What you need to know:

  • Making their 90th birthday. When Deborah Namuddu was delivered of Elizabeth Babirye and Priscilla Catherine Nakato, she bled to death.
  • The twins have lived to see their 90th birthday, writes Abdul-Nasser Ssemugabi.

Deborah Namuddu brought a pair of lives but lost hers instantly. Priscilla Catherine Nakato and Elizabeth Babirye have lived to even see great grandchildren.

Born in Nakawungu, Kyaggwe in 1933, their mother immediately bled to death. Bereft on their first day on earth, moreover in a remote village, the twins’ life looked bleak. But, Heaven had a rescue mission.

“A British couple took us to Sanyu Babies Home (in Kampala), until we were three years old,” Nakato remembers.

When they were six, their father also died. That is when they joined kindergarten in Mengo, thanks to the British couple.

From there, they joined Buloba Boarding Primary School from Primary One to Six, spending holidays at Prince Sebastian Kiboneka’s foster home.

After Primary Six, the twins were excited about joining Junior School, today’s equivalent of lower secondary school. But their excitement was short-lived because their benefactors could not afford the tuition.

“We were disappointed, but we had no choice,” Nakato recounts.

All was not lost. They joined Mengo Nurses’ Training School. Nakato loved midwifery, Babirye loved nursing. But after three-month trials, they were told to start with nursing and do midwifery later.

Pregnancy disrupted Babirye, though she later graduated. But Nakato joined Mengo Hospital immediately after graduation. A year later, she worked at Mulago hospital, then Jinja and Tororo hospitals and Dabani Health Centre. Plus, Mbale Hospital, Kamuge and Budaka health centres.

In 1964, Nakato was among the 20 health workers who trained in childcare in Mbarara, but the only one who had stopped in Primary School. 

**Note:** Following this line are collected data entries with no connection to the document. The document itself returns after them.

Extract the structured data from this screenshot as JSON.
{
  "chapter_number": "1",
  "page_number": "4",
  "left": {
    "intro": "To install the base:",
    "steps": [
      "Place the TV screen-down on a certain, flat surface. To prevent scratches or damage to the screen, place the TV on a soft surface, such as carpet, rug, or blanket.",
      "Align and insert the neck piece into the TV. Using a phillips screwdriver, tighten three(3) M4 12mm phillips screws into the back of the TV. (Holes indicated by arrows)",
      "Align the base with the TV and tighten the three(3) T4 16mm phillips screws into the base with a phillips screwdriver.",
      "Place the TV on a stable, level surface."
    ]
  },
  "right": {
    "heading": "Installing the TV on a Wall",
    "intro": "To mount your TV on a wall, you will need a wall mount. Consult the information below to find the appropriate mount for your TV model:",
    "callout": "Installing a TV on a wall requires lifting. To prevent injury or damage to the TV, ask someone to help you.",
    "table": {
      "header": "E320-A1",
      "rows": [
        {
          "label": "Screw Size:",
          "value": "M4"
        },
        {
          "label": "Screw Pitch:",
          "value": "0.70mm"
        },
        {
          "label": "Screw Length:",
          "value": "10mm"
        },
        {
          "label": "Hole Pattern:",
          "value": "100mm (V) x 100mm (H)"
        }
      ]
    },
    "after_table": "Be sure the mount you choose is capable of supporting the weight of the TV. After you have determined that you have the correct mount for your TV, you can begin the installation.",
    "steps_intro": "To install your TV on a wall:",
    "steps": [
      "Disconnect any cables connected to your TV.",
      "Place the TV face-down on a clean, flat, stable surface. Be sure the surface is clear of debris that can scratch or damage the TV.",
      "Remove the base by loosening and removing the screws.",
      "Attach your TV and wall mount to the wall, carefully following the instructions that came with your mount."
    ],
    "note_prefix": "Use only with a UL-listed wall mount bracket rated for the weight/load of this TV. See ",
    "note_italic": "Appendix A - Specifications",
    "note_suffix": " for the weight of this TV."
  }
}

“My English was the poorest and wondered how I could cope. But I asked God to guide me,” Nakato says.

Upon completion the chief medical officer announced her the best. 
“I could not believe it.”

Work had separated the twins. Transport and communication were infrequent. “When Babirye fell sick I became restless until we met,” Nakato recalls. “She was about 15 miles away and I did not have enough money. We used to get just Shs45 a month. I walked and begged cyclists for lifts.  One dropped me off somewhere, I walked until I found another until I reachedmy destination. Ours is a long story of lessons.”

Mother vs nomadic midwife
“At first, I was very poor. We mostly ate cassava and sometimes slept on the floor,” Nakato says of the days she earned Shs45 a month.

“My firstborn, Moris, was taken by his father when he was just four years old. But I moved with the rest of my children wherever I was transferred.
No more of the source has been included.